Eddy mengungkapkan pihaknya bisa membantu melakukan kajian daya dukung implementasi land application terhadap target pencapaian penurunan emisi gas rumah kaca yaitu dengan pengurangan pupuk kimia dan penurunan BOD dengan mempertimbangkan ketersediaan unsur haranya.
"Oleh karena itu, kami berpandangan bahwa land application apabila dikelola dengan praktik terbaik masih dapat menjadi opsi utama dalam memberikan kontribusi terhadap penurunan emisi GRK, disamping opsi lainnya seperti penerapan methane capture," tambahnya. .
Diakuinya, banyak juga kelebihan bila pengolahan limbah cair pabrik sawit melalui penerapan methane capture. Selain bisa mengurangi emisi gas rumah kaca, penerapan methane capture memiliki potensi energi yang terbarukan.
Menurut dia, penggunaan methane capture paling rendah BOD yang dihasilkan adalah 2000 mg/L. Namun, dia mengharapkan methane capture ini tidak diwajibkan bagi PKS yang akan menggunakan limbah cair untuk LA.
"Tetapi kalau (methane capture) akan digunakan untuk energi silakan," sambungnya.
Sebelumnya, Kementerian Lingkungan Hidup sedang menyusun peta jalan (road map) pengurangan emisi GRK di Indonesia, terutama dari metana yang dihasilkan industri kelapa sawit.
Saat berkunjung ke salah satu pabrik kepala sawit di Palalawan, Riau, Menteri Lingkungan Hidup Hanif Faisol melihat praktik pengolahan limbah cair yang baik dan ketat termasuk juga pemanfaatan metana menjadi bahan bakar untuk pembangkit listrik.
Dia menegaskan tujuan percepatan pengelolaan metana untuk meningkatkan reputasi Indonesia dalam ikut menangani perubahan iklim.
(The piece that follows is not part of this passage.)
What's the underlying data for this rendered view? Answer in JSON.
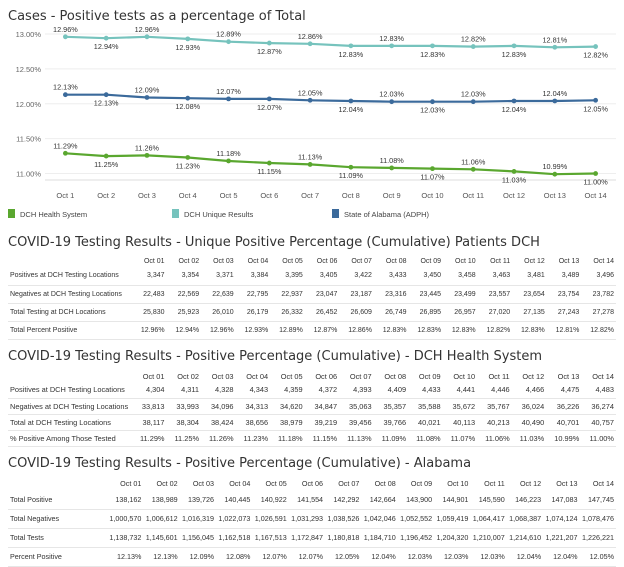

Pakar tanah dari Institut Pertanian Bogor (IPB) Dr. Ir. Basuki Sumawinata, M.Agr mengungkapkan methane capture dan land application merupakan dua hal yang berbeda. Ketika limbah cair keluar dari pabrik dan melalui proses kemudian dilepas ke lahan atau ke perairan disebut land application.
"Untuk LA baru bisa dilakukan bila BOD kurang dari 5.000 mg/L, bila dibuang ke perairan BOD-nya harus kurang dari 100 mg/L," jelasnya.
Adapun, methane capture merupakan tindakan untuk menangkap gas CH4 yang dilepaskan pada proses dekomposisi anaerob. Tujuannya adalah untuk mengurangi gas metana ke udara pada gilirannya bisa menurunkan emisi gas rumah kaca. Methane capture juga bisa dimanfaatkan sebagai sumber energi.